Il “giallo”, la ricerca di una Venere d’oro, si snoda su una stridente dissonanza: la città celebrata da Orazio e rimpianta da un prof. d’archeologia, e quella d’un lupanare, del cielo avvelenato e della città cadente, e tuttavia con una storia d’amore intensa e incompiuta.
Da esser intrisa, questa storia d’amore fra Andrea e Shabana, dello spirito di Taranto: città “senza più memoria”, il cui futuro è “come quella cappa di fumo che assedia il tramonto, non potendolo uccidere, ma si vendica con chi ci vive sotto; ma poi si impara a convivere”, città, come Andrea e Shabana, “fuggitiva da se stessa”.

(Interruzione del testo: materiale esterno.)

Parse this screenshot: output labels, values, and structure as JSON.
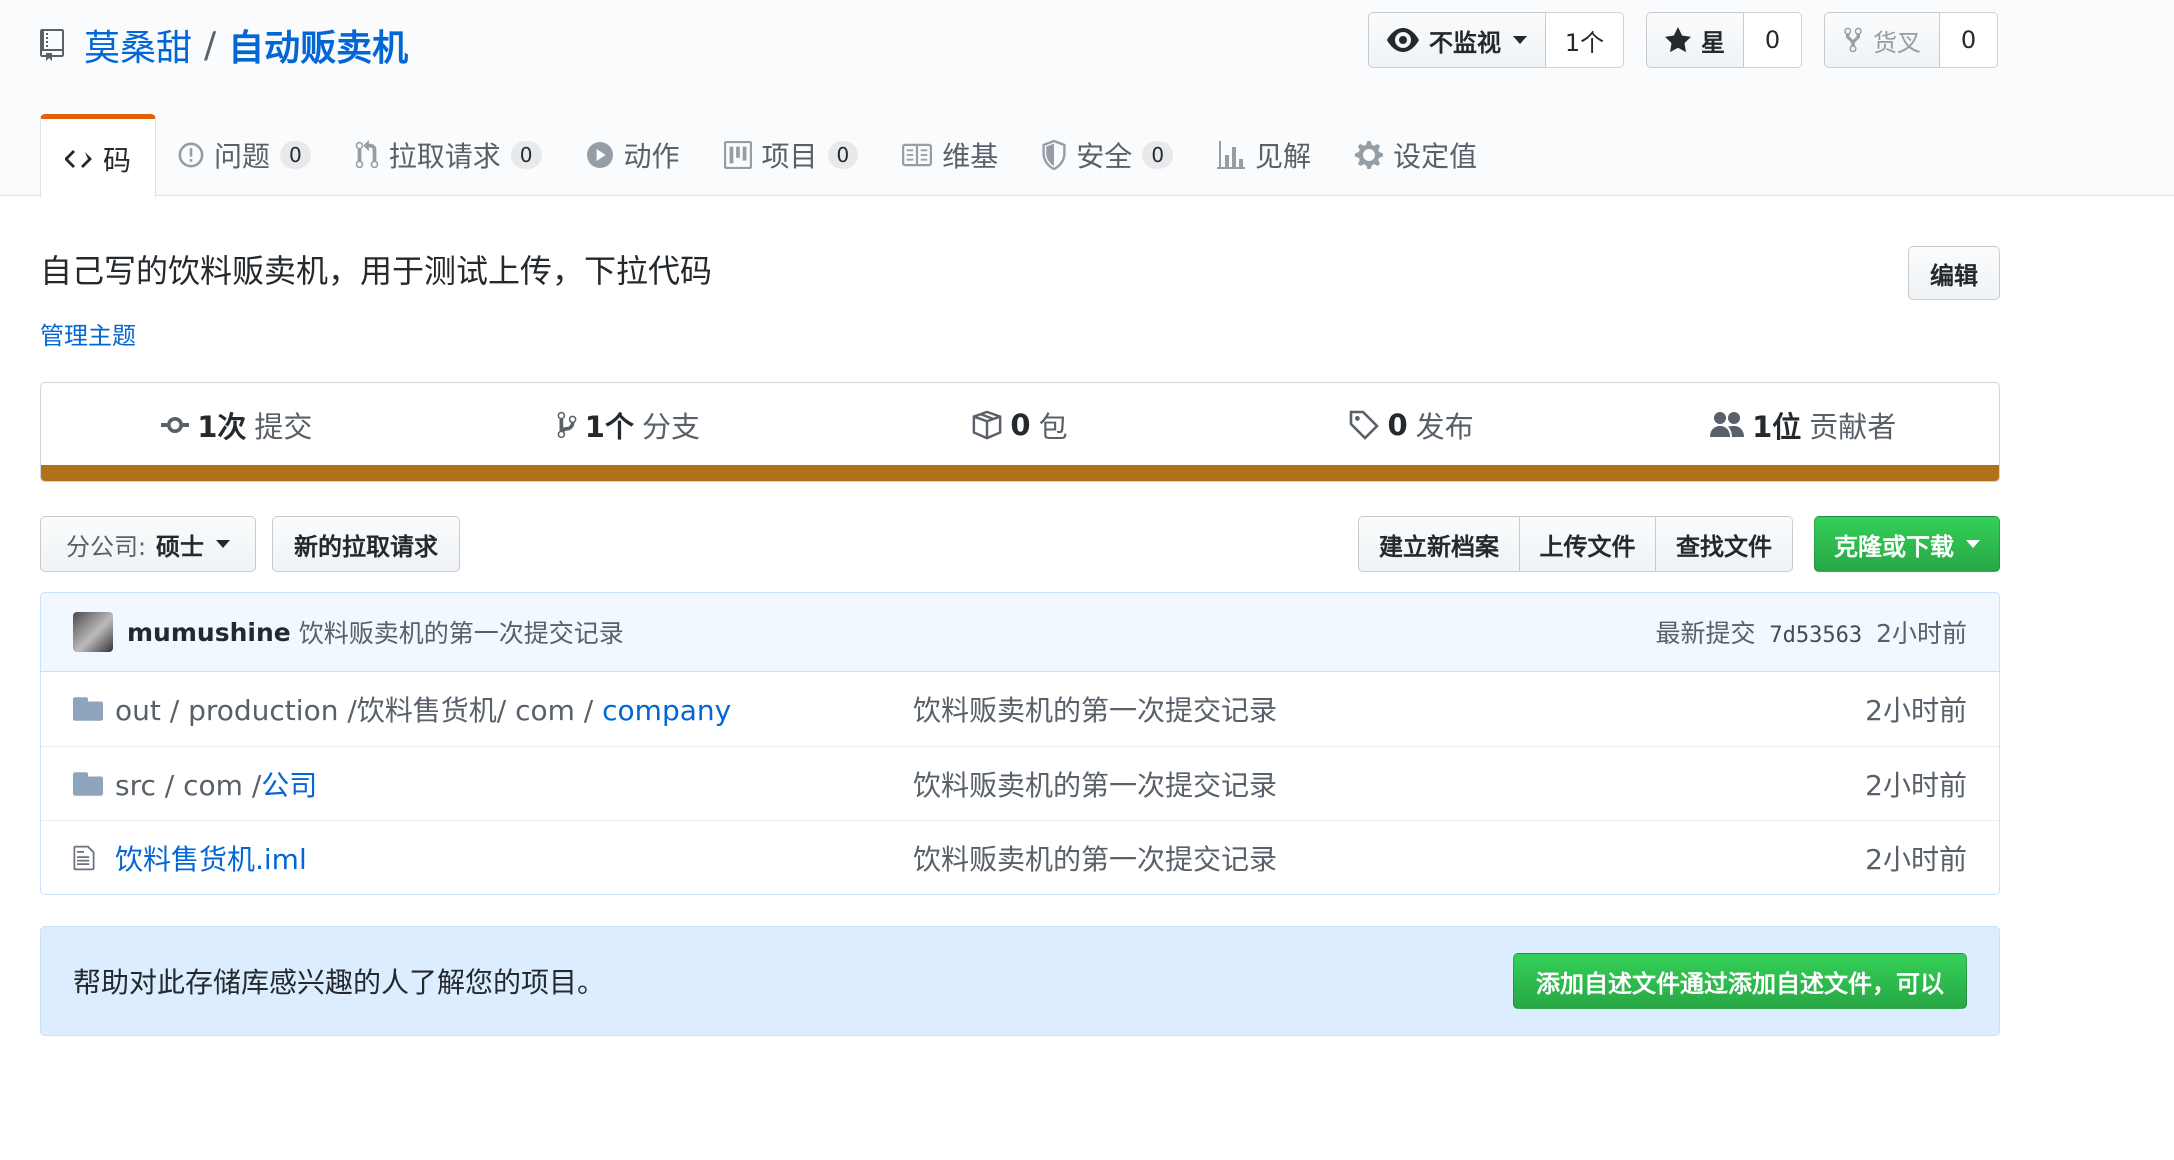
{
  "repo": {
    "owner": "莫桑甜",
    "separator": "/",
    "name": "自动贩卖机"
  },
  "actions": {
    "watch_label": "不监视",
    "watch_count": "1个",
    "star_label": "星",
    "star_count": "0",
    "fork_label": "货叉",
    "fork_count": "0"
  },
  "nav": {
    "code": "码",
    "issues": "问题",
    "issues_count": "0",
    "pulls": "拉取请求",
    "pulls_count": "0",
    "actions": "动作",
    "projects": "项目",
    "projects_count": "0",
    "wiki": "维基",
    "security": "安全",
    "security_count": "0",
    "insights": "见解",
    "settings": "设定值"
  },
  "about": {
    "description": "自己写的饮料贩卖机，用于测试上传，下拉代码",
    "manage_topics": "管理主题",
    "edit": "编辑"
  },
  "summary": {
    "commits_num": "1次",
    "commits_label": "提交",
    "branches_num": "1个",
    "branches_label": "分支",
    "packages_num": "0",
    "packages_label": "包",
    "releases_num": "0",
    "releases_label": "发布",
    "contributors_num": "1位",
    "contributors_label": "贡献者",
    "lang_color": "#b07219"
  },
  "file_nav": {
    "branch_label": "分公司:",
    "branch_value": "硕士",
    "new_pr": "新的拉取请求",
    "create_file": "建立新档案",
    "upload_files": "上传文件",
    "find_file": "查找文件",
    "clone": "克隆或下载"
  },
  "commit": {
    "author": "mumushine",
    "message": "饮料贩卖机的第一次提交记录",
    "latest_label": "最新提交",
    "sha": "7d53563",
    "age": "2小时前"
  },
  "files": [
    {
      "path_prefix": "out / production /饮料售货机/ com / ",
      "path_link": "company",
      "message": "饮料贩卖机的第一次提交记录",
      "age": "2小时前"
    },
    {
      "path_prefix": "src / com /",
      "path_link": "公司",
      "message": "饮料贩卖机的第一次提交记录",
      "age": "2小时前"
    },
    {
      "path_prefix": "",
      "path_link": "饮料售货机.iml",
      "message": "饮料贩卖机的第一次提交记录",
      "age": "2小时前"
    }
  ],
  "readme": {
    "prompt": "帮助对此存储库感兴趣的人了解您的项目。",
    "button": "添加自述文件通过添加自述文件，可以"
  }
}
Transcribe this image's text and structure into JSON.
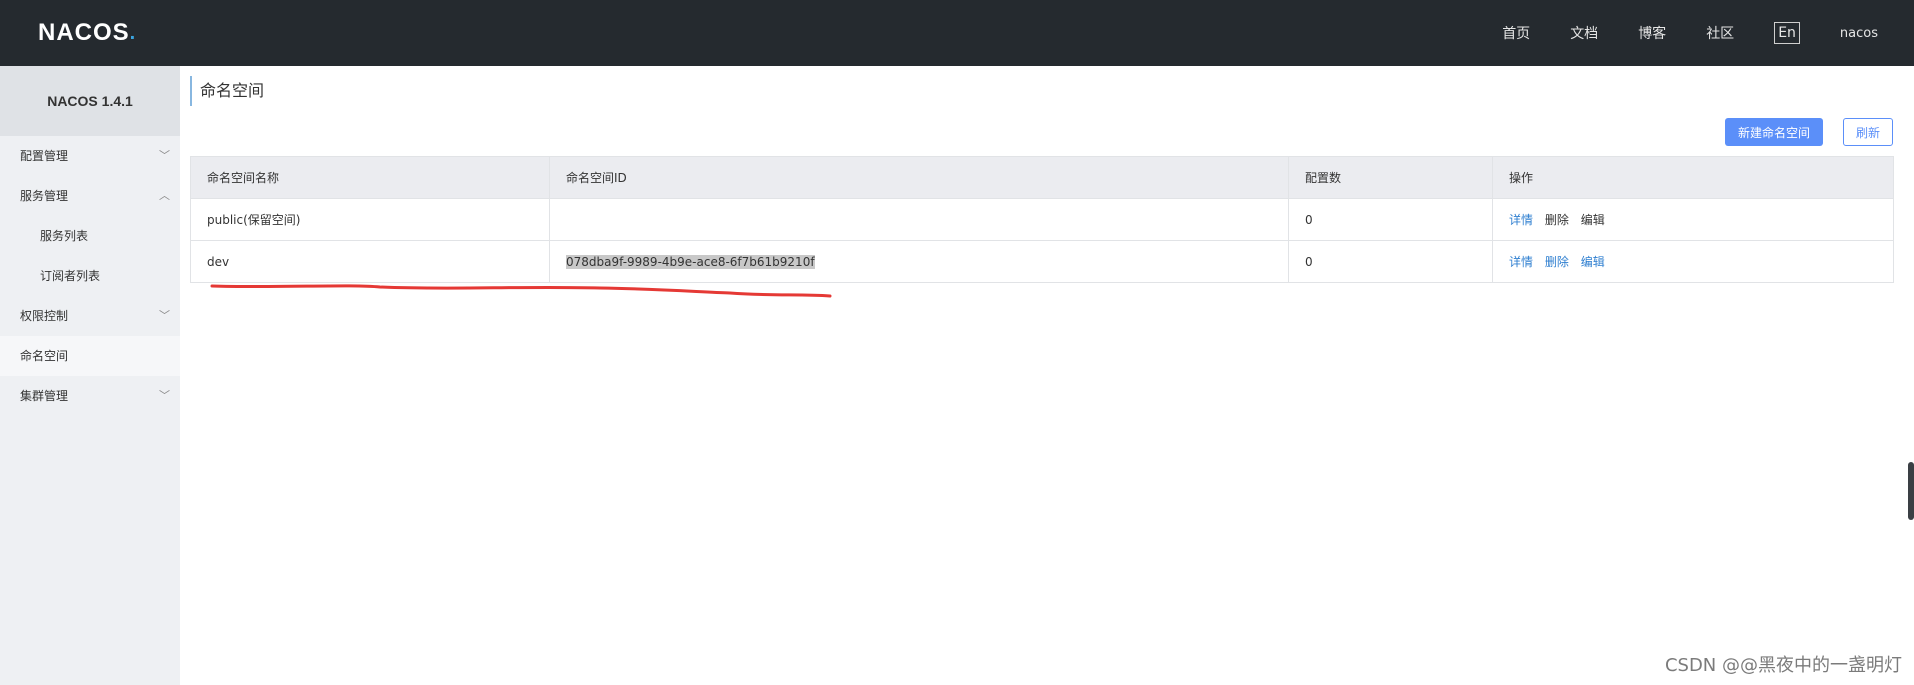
{
  "header": {
    "logo_text": "NACOS",
    "nav": [
      "首页",
      "文档",
      "博客",
      "社区"
    ],
    "lang": "En",
    "user": "nacos"
  },
  "sidebar": {
    "version": "NACOS 1.4.1",
    "items": [
      {
        "label": "配置管理",
        "chevron": "chevron-down-icon"
      },
      {
        "label": "服务管理",
        "chevron": "chevron-up-icon"
      },
      {
        "label": "服务列表"
      },
      {
        "label": "订阅者列表"
      },
      {
        "label": "权限控制",
        "chevron": "chevron-down-icon"
      },
      {
        "label": "命名空间"
      },
      {
        "label": "集群管理",
        "chevron": "chevron-down-icon"
      }
    ]
  },
  "main": {
    "title": "命名空间",
    "new_button": "新建命名空间",
    "refresh_button": "刷新",
    "table": {
      "headers": [
        "命名空间名称",
        "命名空间ID",
        "配置数",
        "操作"
      ],
      "rows": [
        {
          "name": "public(保留空间)",
          "id": "",
          "count": "0",
          "ops": [
            "详情",
            "删除",
            "编辑"
          ]
        },
        {
          "name": "dev",
          "id": "078dba9f-9989-4b9e-ace8-6f7b61b9210f",
          "count": "0",
          "ops": [
            "详情",
            "删除",
            "编辑"
          ]
        }
      ]
    }
  },
  "watermark": "CSDN @@黑夜中的一盏明灯",
  "colors": {
    "topbar": "#252a2f",
    "primary": "#5b8ff9",
    "link": "#2f7fd0",
    "annotation": "#e53935"
  }
}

Verrà la vivibilità di questa città che pur fu grande? Sciascià se n’è andata, Andrea si rifugia a piangere in una chiesa e una vecchietta gli dice di pregare san Giuseppe, che una grazia non la nega a nessuno; e quando, Andrea, tentò “di forzare la porta della stanza della sua anima (…) s’accorse di star guardando all’esterno: se ne stava uscendo”, e il tramonto è sempre offuscato dal fumo della fabbrica nella quale per lavorare e campare bisogna ammalarsi e morire.
Infine un’inquietudine pervade il lettore: e se l’introvabile Venere d’oro fosse proprio l’antica Taranto, coperta da molte polveri?
La prosa e l’introspezione di Trevisani hanno la raffinatezza e la profondità di chi ha molto letto e molto scritto e di tanto in tanto alcuni suoi versi, inediti, illuminano l’animo dei protagonisti e… della città.